Five kids get up and move.

“Why do you like war?”

Because people fight, and I like fighting. These words were spoken by a third grade girl named Maria. She stood there stoically looking painfully innocent in her school uniform.

“Does anyone else like fighting?”

Kids throughout the classroom nod their heads in agreement.

“Stand up and move your seat if you ate lunch today.”

Of the twenty kids or so only half moved.

“Stand up and move your seat if you were woken up last night by people shouting.”

Without thinking four students quickly ran across the room.

“Stand up and move your seat if you know someone who is a robber.”

Seven kids search for new seats.

“Is the robber a friend of yours? Does she live in the neighborhood?”

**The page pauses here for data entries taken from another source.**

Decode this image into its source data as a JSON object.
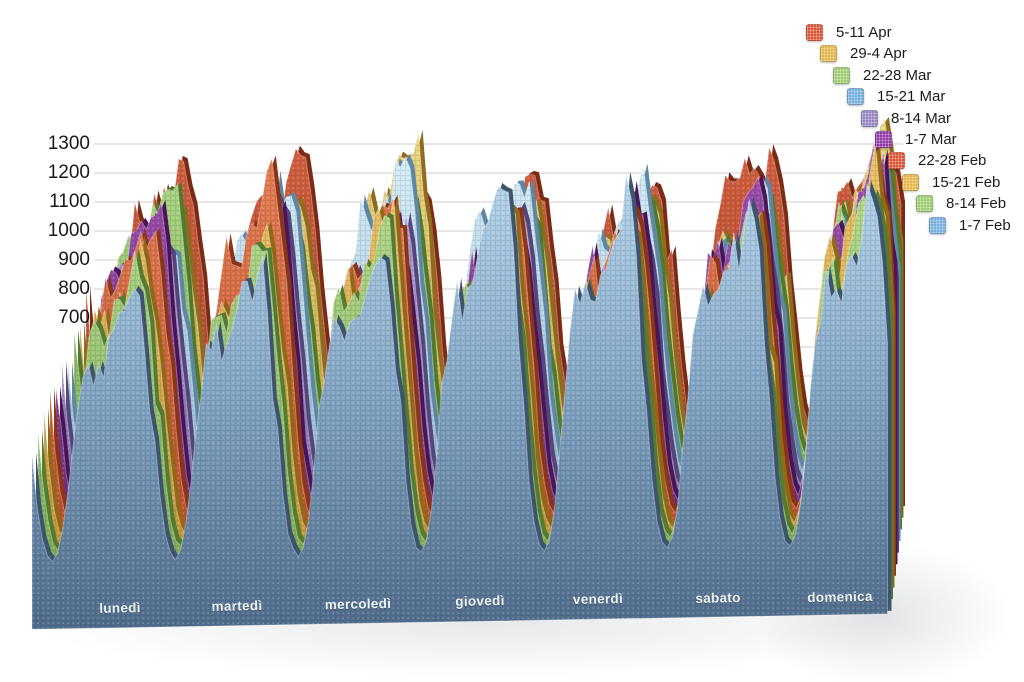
{
  "chart_data": {
    "type": "area",
    "style": "3d-depth-perspective-textured",
    "title": "",
    "x_categories": [
      "lunedì",
      "martedì",
      "mercoledì",
      "giovedì",
      "venerdì",
      "sabato",
      "domenica"
    ],
    "y_axis": {
      "min": 0,
      "max": 1300,
      "step": 100,
      "tick_labels_visible": [
        "1300",
        "1200",
        "1100",
        "1000",
        "900",
        "800",
        "700"
      ],
      "gridlines": true,
      "gridline_color": "#cccccc"
    },
    "night_min_value": 180,
    "series_order": "back-to-front",
    "series": [
      {
        "name": "5-11 Apr",
        "color": "#d95535",
        "fill_top": "#d4603f",
        "fill_bottom": "#9c3a20",
        "side": "#7c2a14",
        "day_peaks": [
          1250,
          1290,
          1200,
          1170,
          1150,
          1290,
          1260
        ]
      },
      {
        "name": "29-4 Apr",
        "color": "#e5b54a",
        "fill_top": "#eed983",
        "fill_bottom": "#bd9330",
        "side": "#8f6b1c",
        "day_peaks": [
          1100,
          1110,
          1300,
          1150,
          1130,
          1100,
          1290
        ]
      },
      {
        "name": "22-28 Mar",
        "color": "#9ccb70",
        "fill_top": "#aed685",
        "fill_bottom": "#6fa447",
        "side": "#4f7a2e",
        "day_peaks": [
          1230,
          1120,
          1150,
          1120,
          1100,
          1120,
          1250
        ]
      },
      {
        "name": "15-21 Mar",
        "color": "#74aede",
        "fill_top": "#d6eef8",
        "fill_bottom": "#84aac5",
        "side": "#5e87a6",
        "day_peaks": [
          1050,
          1230,
          1280,
          1260,
          1220,
          1150,
          1230
        ]
      },
      {
        "name": "8-14 Mar",
        "color": "#9583c1",
        "fill_top": "#b5a5d8",
        "fill_bottom": "#76639f",
        "side": "#55457c",
        "day_peaks": [
          1120,
          1160,
          1150,
          1100,
          1120,
          1140,
          1200
        ]
      },
      {
        "name": "1-7 Mar",
        "color": "#9139a8",
        "fill_top": "#a050b0",
        "fill_bottom": "#67256f",
        "side": "#4a1458",
        "day_peaks": [
          1190,
          1150,
          1100,
          1150,
          1180,
          1200,
          1280
        ]
      },
      {
        "name": "22-28 Feb",
        "color": "#d95535",
        "fill_top": "#e87c52",
        "fill_bottom": "#b34a24",
        "side": "#8c3416",
        "day_peaks": [
          1150,
          1290,
          1210,
          1180,
          1170,
          1160,
          1260
        ]
      },
      {
        "name": "15-21 Feb",
        "color": "#e5b54a",
        "fill_top": "#eec568",
        "fill_bottom": "#c08e2f",
        "side": "#926818",
        "day_peaks": [
          1080,
          1110,
          1200,
          1150,
          1120,
          1110,
          1290
        ]
      },
      {
        "name": "8-14 Feb",
        "color": "#9ccb70",
        "fill_top": "#b2d989",
        "fill_bottom": "#76a54c",
        "side": "#537c30",
        "day_peaks": [
          1060,
          1120,
          1160,
          1180,
          1150,
          1140,
          1250
        ]
      },
      {
        "name": "1-7 Feb",
        "color": "#74aede",
        "fill_top": "#b7d6ec",
        "fill_mid": "#86a9c8",
        "fill_bottom": "#4f6c8b",
        "side": "#3c546e",
        "day_peaks": [
          980,
          1060,
          1100,
          1250,
          1230,
          1230,
          1210
        ]
      }
    ],
    "legend": {
      "position": "top-right",
      "layout": "diagonal-staircase",
      "entries": [
        {
          "label": "5-11 Apr",
          "swatch_color": "#d95535"
        },
        {
          "label": "29-4 Apr",
          "swatch_color": "#e5b54a"
        },
        {
          "label": "22-28 Mar",
          "swatch_color": "#9ccb70"
        },
        {
          "label": "15-21 Mar",
          "swatch_color": "#74aede"
        },
        {
          "label": "8-14 Mar",
          "swatch_color": "#9583c1"
        },
        {
          "label": "1-7 Mar",
          "swatch_color": "#9139a8"
        },
        {
          "label": "22-28 Feb",
          "swatch_color": "#d95535"
        },
        {
          "label": "15-21 Feb",
          "swatch_color": "#e5b54a"
        },
        {
          "label": "8-14 Feb",
          "swatch_color": "#9ccb70"
        },
        {
          "label": "1-7 Feb",
          "swatch_color": "#74aede"
        }
      ]
    }
  }
}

Yeah she is a friend, but she is a little older than I am. She is my neighbor who lives in the house right in front of mine. She has never stolen anything from me though. I think she only works on Saturdays.

“Stand up and move your seat if you have ever yelled at your mother.”

Everyone even those that haven’t been participating much moved.

“Move…if you like hugs.”

Not a single move except one innocent looking young girl stands slowly and nervously looks around.

“Stand up and move your seat if you like hugs.”

Emilio stood and repeated the question. Still no movement, and the girl sinks backs down in her seated hoping to remain unnoticed.

The kids couldn’t even stand in front of the room and say their name. All the classrooms are open. Metal roofs which make it impossible to listen in the rain. Broken desks, children sharing desks. Trash thrown all over the floor. Children screaming, shouting, hitting one another.

A teacher yells so loud that her voice quivers and runs down my spine, trying to get the children to behave. I can tell she has passed the point of frustration; she’s lost hope and is not acting this way because she wants to be. I think she would be embarrassed to know my thoughts about her at that moment.

While we walk out of the school, I realize my afternoon is not quite over. We pass by an assembly for the secondary students. After a very biased political speech given by a representative of the government, they announce that the president is giving a brand new bike to the best student in each classroom. The best student of the school receives a new computer. Meanwhile, they lack teachers, paper, photocopies, pencils, classrooms. But a bike is something necessary for the top student of the class? Why not award them money towards a college education they might never have?

I leave, get on the bus. I don’t even know what else to think. I don’t speak, just stare and stand and try not to fall over amidst the many stops. I want to think about everything and nothing that happened today. I want the world to be just. That seems so far off.